Further, the chemical nose can be designed to alert doctors of the most invasive cancer types, those for which early treatment is crucial.

The study conducted using four human cancer cell lines (cervical, liver, testis and breast), as well as in three metastatic breast cell lines, and in normal cells showed that the new detection technique correctly indicated not only the presence of cancer cells in a sample but also identified primary cancer versus metastatic disease.

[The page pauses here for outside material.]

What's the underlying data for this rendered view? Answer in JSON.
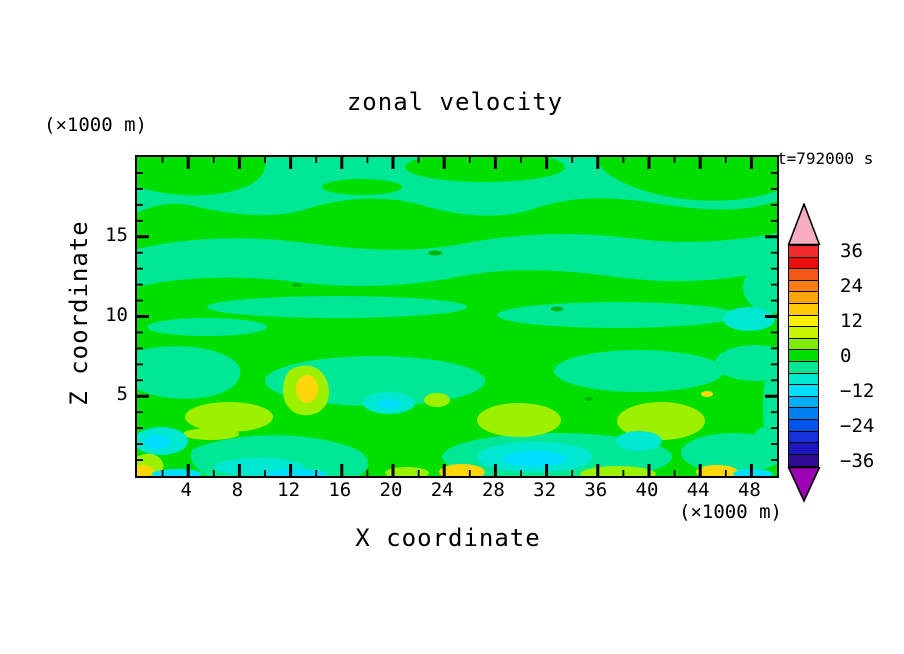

In further experiments to rule out the possibility that the chemical nose had simply detected individual differences in cells from different donors, the researchers repeated the experiments in skin cells from three groups of cloned mice: healthy animals, those with primary cancer and those with metastatic disease. Once again, it worked. “ This result is key,” says Rotello. “It shows that we can differentiate between the the three cell types in a single individual using the chemical nose approach.”

Rotello’s research team, with colleagues at the Georgia Institute of Technology, designed the new detection system by combining three gold nanoparticles that have special affinity for the surface of chemically abnormal cells, plus a polymer known as PPE, or poly-para-phenylene-ethynylene.

As the “check engine light,” PPE fluoresces when displaced from the nanoparticle surface.